Das ABC der persönlichen Ansprache
Zugegeben: Ein bisschen Mut gehört dazu, flüchtige Bekannte oder gar „wildfremde“ Menschen anzusprechen. Aber es lohnt sich; denn manche Familie wartet schon lange darauf, einmal angesprochen zu werden und irgendwo irgendwie mitzumachen. Ein paar Tipps dazu:
- Fallen Sie mit der Tür ins Haus.
Beispiel: „Ich habe Sie bei der letzten Elternversammlung im Kindergarten gesehen und gedacht, dass Sie vielleicht auch Lust haben, an einem Gesprächskreis für Eltern mitzumachen. Es gibt so vieles, worüber wir Eltern uns mit anderen Eltern austauschen könnten und sollten.“ - Laden Sie zu einem Info-Abend an einen „neutralen“ Ort ein. Zum Beispiel bieten sich dazu das Pfarrheim oder der Kindergarten an.

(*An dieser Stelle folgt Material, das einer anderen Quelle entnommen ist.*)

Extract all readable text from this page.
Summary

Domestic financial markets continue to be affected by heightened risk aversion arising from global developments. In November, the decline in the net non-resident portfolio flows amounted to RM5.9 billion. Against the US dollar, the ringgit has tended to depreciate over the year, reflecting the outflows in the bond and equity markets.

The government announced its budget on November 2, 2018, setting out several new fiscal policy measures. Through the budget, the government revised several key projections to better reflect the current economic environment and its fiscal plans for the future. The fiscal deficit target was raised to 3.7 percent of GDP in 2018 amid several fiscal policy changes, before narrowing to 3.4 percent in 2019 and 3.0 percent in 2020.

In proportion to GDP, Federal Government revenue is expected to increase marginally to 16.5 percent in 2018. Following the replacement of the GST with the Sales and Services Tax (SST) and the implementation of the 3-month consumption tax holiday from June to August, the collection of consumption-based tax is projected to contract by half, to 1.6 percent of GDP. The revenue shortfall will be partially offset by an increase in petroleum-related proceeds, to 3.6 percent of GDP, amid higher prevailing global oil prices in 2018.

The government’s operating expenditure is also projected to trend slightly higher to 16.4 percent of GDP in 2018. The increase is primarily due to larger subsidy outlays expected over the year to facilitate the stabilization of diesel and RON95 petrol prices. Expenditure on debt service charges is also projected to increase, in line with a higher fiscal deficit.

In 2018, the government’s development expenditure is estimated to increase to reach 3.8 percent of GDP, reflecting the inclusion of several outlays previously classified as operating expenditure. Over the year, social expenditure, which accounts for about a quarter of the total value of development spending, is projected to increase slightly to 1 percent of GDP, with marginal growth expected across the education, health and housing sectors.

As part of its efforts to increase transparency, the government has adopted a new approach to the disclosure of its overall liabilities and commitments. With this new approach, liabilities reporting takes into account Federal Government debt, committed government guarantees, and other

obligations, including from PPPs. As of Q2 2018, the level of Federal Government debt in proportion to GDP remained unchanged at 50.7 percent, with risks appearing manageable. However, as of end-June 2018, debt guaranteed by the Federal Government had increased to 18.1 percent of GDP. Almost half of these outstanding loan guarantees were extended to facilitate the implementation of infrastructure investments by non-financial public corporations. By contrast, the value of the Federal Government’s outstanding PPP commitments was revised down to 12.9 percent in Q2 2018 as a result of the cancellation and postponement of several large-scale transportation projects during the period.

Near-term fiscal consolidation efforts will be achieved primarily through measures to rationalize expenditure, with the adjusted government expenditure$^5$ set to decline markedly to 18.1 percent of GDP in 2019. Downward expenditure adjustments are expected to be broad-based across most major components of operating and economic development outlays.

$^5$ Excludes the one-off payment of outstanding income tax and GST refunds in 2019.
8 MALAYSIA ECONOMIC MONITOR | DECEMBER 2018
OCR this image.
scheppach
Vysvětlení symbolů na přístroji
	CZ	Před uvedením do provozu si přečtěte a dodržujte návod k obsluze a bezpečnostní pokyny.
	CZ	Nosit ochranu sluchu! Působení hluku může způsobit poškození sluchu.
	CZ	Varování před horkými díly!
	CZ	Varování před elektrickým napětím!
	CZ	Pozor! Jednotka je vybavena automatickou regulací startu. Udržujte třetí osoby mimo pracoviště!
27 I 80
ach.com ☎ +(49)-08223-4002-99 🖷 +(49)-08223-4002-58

- Betonen Sie die Unverbindlichkeit dieses Treffens. Nämlich: Dass es dabei nur darum geht, die anderen kennen zu lernen, die sich ebenfalls (vage) für einen Familienkreis interessieren, und dass alle den anderen mitteilen können, unter welchem Umständen Sie Lust hätten mitzumachen. Ob sie wirklich dabeibleiben wollen, sollen die angesprochenen Eltern erst danach entscheiden. Sie gewinnen dadurch Bedenkzeit und fühlen sich nicht überrumpelt wie bei „Haustürgeschäften“.
- Erklären Sie Ihre eigenen Vorstellungen. Sagen Sie kurz, was Sie von einem Familienkreis erwarten: dass Ihnen zum Beispiel regelmäßige Treffen der beteiligten Eltern vorschweben, vielleicht auch gemeinsame Unternehmungen mit den Kindern, wo die Treffen stattfinden könnten, dass Sie aber weder einen Verein gründen noch einen irgendwie gearteten „Vorsitz“ übernehmen möchten. Je klarer Sie Ihre Ideen beschreiben, desto einfacher können sich die angesprochenen Eltern dazu positionieren. Aber:
- Machen Sie gleichzeitig deutlich, dass Sie auch für andere Vorschläge offen sind. Sie erleichtern es anderen Familien damit, sich auf den ersten Schritt einzulassen. Der große Wert von Familienkreisen entwickelt sich oft erst mit der Zeit, je mehr Vertrauen die Beteiligten zueinander gewinnen. Deshalb:
- Fassen Sie ein klares Nein beim ersten Anlauf auf keinen Fall als persönliche Niederlage auf!